In regards to NIL in general, Pantoni said NIL isn’t being used nationally as it was intended to be. He hopes guardrails are established to help mitigate the gray areas that currently exist.

“I just hope there's a lot of really smart people in this profession, that we can all come together and get a solution to this as quickly as possible,” Pantoni said. “Because I don't think there's a lot of people who enjoy what's going on. And I think, you know, NIL isn’t what it was intended to be. And so I'm raising my hand to help any way I can to get a solution to get this fixed.”

Where Pantoni believes NIL will continue to be an asset for the Buckeyes is retaining players.
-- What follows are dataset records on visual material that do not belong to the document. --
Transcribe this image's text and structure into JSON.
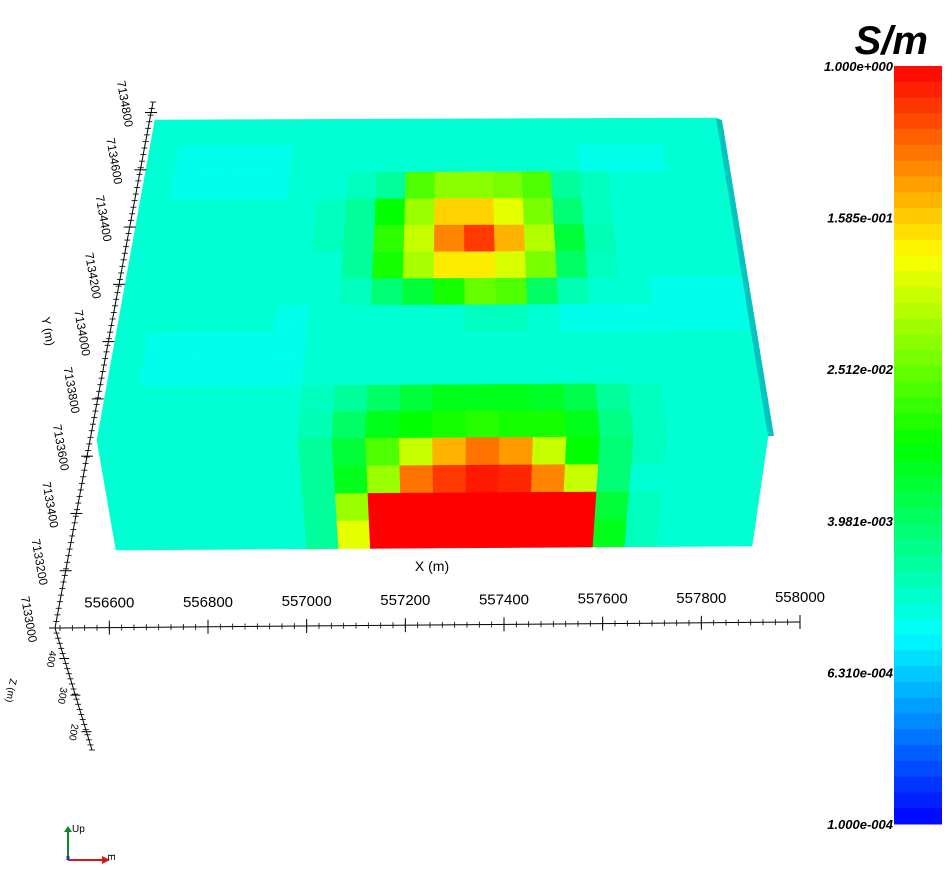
{
  "chart_data": {
    "type": "heatmap",
    "title": "",
    "colorbar": {
      "title": "S/m",
      "scale": "log",
      "range": [
        0.0001,
        1.0
      ],
      "tick_labels": [
        "1.000e+000",
        "1.585e-001",
        "2.512e-002",
        "3.981e-003",
        "6.310e-004",
        "1.000e-004"
      ],
      "tick_values": [
        1.0,
        0.1585,
        0.02512,
        0.003981,
        0.000631,
        0.0001
      ],
      "colormap": [
        "#0000ff",
        "#00ffff",
        "#00ff00",
        "#ffff00",
        "#ff0000"
      ]
    },
    "x_axis": {
      "label": "X (m)",
      "range": [
        556500,
        558000
      ],
      "tick_values": [
        556600,
        556800,
        557000,
        557200,
        557400,
        557600,
        557800,
        558000
      ],
      "tick_labels": [
        "556600",
        "556800",
        "557000",
        "557200",
        "557400",
        "557600",
        "557800",
        "558000"
      ]
    },
    "y_axis": {
      "label": "Y (m)",
      "tick_values": [
        7133000,
        7133200,
        7133400,
        7133600,
        7133800,
        7134000,
        7134200,
        7134400,
        7134600,
        7134800
      ],
      "tick_labels": [
        "7133000",
        "7133200",
        "7133400",
        "7133600",
        "7133800",
        "7134000",
        "7134200",
        "7134400",
        "7134600",
        "7134800"
      ]
    },
    "z_axis": {
      "label": "Z (m)",
      "tick_labels": [
        "400",
        "300",
        "200"
      ]
    },
    "top_face": {
      "description": "Conductivity (S/m) on the top face of the block, rows from far (north) to near (south), 20 columns west to east",
      "rows": [
        [
          0.0015,
          0.0015,
          0.0015,
          0.0015,
          0.0015,
          0.0015,
          0.0015,
          0.0015,
          0.0015,
          0.0015,
          0.0015,
          0.0015,
          0.0015,
          0.0015,
          0.0015,
          0.0015,
          0.0015,
          0.0015,
          0.0015,
          0.0015
        ],
        [
          0.0015,
          0.0012,
          0.0012,
          0.0012,
          0.0012,
          0.0015,
          0.0015,
          0.0015,
          0.0015,
          0.0015,
          0.0015,
          0.0015,
          0.0015,
          0.0015,
          0.0015,
          0.0012,
          0.0012,
          0.0012,
          0.0015,
          0.0015
        ],
        [
          0.0015,
          0.0012,
          0.0012,
          0.0012,
          0.0012,
          0.0015,
          0.0015,
          0.0018,
          0.0025,
          0.02,
          0.035,
          0.035,
          0.03,
          0.02,
          0.0025,
          0.0018,
          0.0015,
          0.0015,
          0.0015,
          0.0015
        ],
        [
          0.0015,
          0.0015,
          0.0015,
          0.0015,
          0.0015,
          0.0015,
          0.0018,
          0.0025,
          0.01,
          0.04,
          0.15,
          0.15,
          0.08,
          0.03,
          0.0035,
          0.0018,
          0.0015,
          0.0015,
          0.0015,
          0.0015
        ],
        [
          0.0015,
          0.0015,
          0.0015,
          0.0015,
          0.0015,
          0.0015,
          0.0018,
          0.0025,
          0.015,
          0.06,
          0.3,
          0.6,
          0.2,
          0.05,
          0.006,
          0.002,
          0.0015,
          0.0015,
          0.0015,
          0.0015
        ],
        [
          0.0015,
          0.0015,
          0.0015,
          0.0015,
          0.0015,
          0.0015,
          0.0015,
          0.0025,
          0.012,
          0.045,
          0.12,
          0.12,
          0.07,
          0.03,
          0.004,
          0.0018,
          0.0015,
          0.0015,
          0.0015,
          0.0015
        ],
        [
          0.0015,
          0.0015,
          0.0015,
          0.0015,
          0.0015,
          0.0015,
          0.0015,
          0.0018,
          0.0035,
          0.006,
          0.012,
          0.025,
          0.02,
          0.004,
          0.002,
          0.0015,
          0.0015,
          0.0012,
          0.0012,
          0.0012
        ],
        [
          0.0015,
          0.0015,
          0.0015,
          0.0015,
          0.0015,
          0.0012,
          0.0015,
          0.0015,
          0.0015,
          0.0015,
          0.0015,
          0.0018,
          0.0018,
          0.0015,
          0.0012,
          0.0012,
          0.0012,
          0.0012,
          0.0012,
          0.0012
        ],
        [
          0.0015,
          0.0012,
          0.0012,
          0.0012,
          0.0012,
          0.0012,
          0.0015,
          0.0015,
          0.0015,
          0.0015,
          0.0015,
          0.0015,
          0.0015,
          0.0015,
          0.0015,
          0.0015,
          0.0015,
          0.0015,
          0.0015,
          0.0015
        ],
        [
          0.0015,
          0.0012,
          0.0012,
          0.0012,
          0.0012,
          0.0012,
          0.0015,
          0.0015,
          0.0015,
          0.0015,
          0.0015,
          0.0015,
          0.0015,
          0.0015,
          0.0015,
          0.0015,
          0.0015,
          0.0015,
          0.0015,
          0.0015
        ],
        [
          0.0015,
          0.0015,
          0.0015,
          0.0015,
          0.0015,
          0.0015,
          0.0018,
          0.0025,
          0.004,
          0.006,
          0.008,
          0.008,
          0.008,
          0.007,
          0.005,
          0.0025,
          0.0018,
          0.0015,
          0.0015,
          0.0015
        ],
        [
          0.0015,
          0.0015,
          0.0015,
          0.0015,
          0.0015,
          0.0015,
          0.002,
          0.004,
          0.008,
          0.01,
          0.012,
          0.014,
          0.012,
          0.012,
          0.008,
          0.003,
          0.0018,
          0.0015,
          0.0015,
          0.0015
        ]
      ]
    },
    "front_face": {
      "description": "Conductivity (S/m) on the south face of the block, rows from top to bottom, 20 columns west to east",
      "rows": [
        [
          0.0015,
          0.0015,
          0.0015,
          0.0015,
          0.0015,
          0.0015,
          0.0025,
          0.006,
          0.02,
          0.06,
          0.2,
          0.35,
          0.25,
          0.06,
          0.01,
          0.0035,
          0.0018,
          0.0015,
          0.0015,
          0.0015
        ],
        [
          0.0015,
          0.0015,
          0.0015,
          0.0015,
          0.0015,
          0.0015,
          0.0025,
          0.008,
          0.04,
          0.35,
          0.6,
          0.8,
          0.7,
          0.3,
          0.06,
          0.0035,
          0.0015,
          0.0015,
          0.0015,
          0.0015
        ],
        [
          0.0015,
          0.0015,
          0.0015,
          0.0015,
          0.0015,
          0.0015,
          0.0025,
          0.04,
          1.0,
          1.0,
          1.0,
          1.0,
          1.0,
          1.0,
          1.0,
          0.006,
          0.0018,
          0.0015,
          0.0015,
          0.0015
        ],
        [
          0.0015,
          0.0015,
          0.0015,
          0.0015,
          0.0015,
          0.0015,
          0.0025,
          0.08,
          1.0,
          1.0,
          1.0,
          1.0,
          1.0,
          1.0,
          1.0,
          0.008,
          0.0018,
          0.0015,
          0.0015,
          0.0015
        ]
      ]
    }
  },
  "axes_widget": {
    "up_label": "Up",
    "right_label": "E"
  }
}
Only five scholarship players from last season have transferred elsewhere from Ohio State, and Pantoni says helping its current players land NIL opportunities will continue to be a point of emphasis for OSU.

“Our current team and our current retention is what NIL is for, you know, the guys that really earned their namesake through their play on the field,” Pantoni said. “And now with their name, image and likeness, they're able to capitalize on that. And I think that a place like Ohio State, in the 15th-largest city, with the power of this brand and the fan base, our guys are cashing in right now because of that. So that's what it was meant to be. And we're glad that they're having that opportunity.”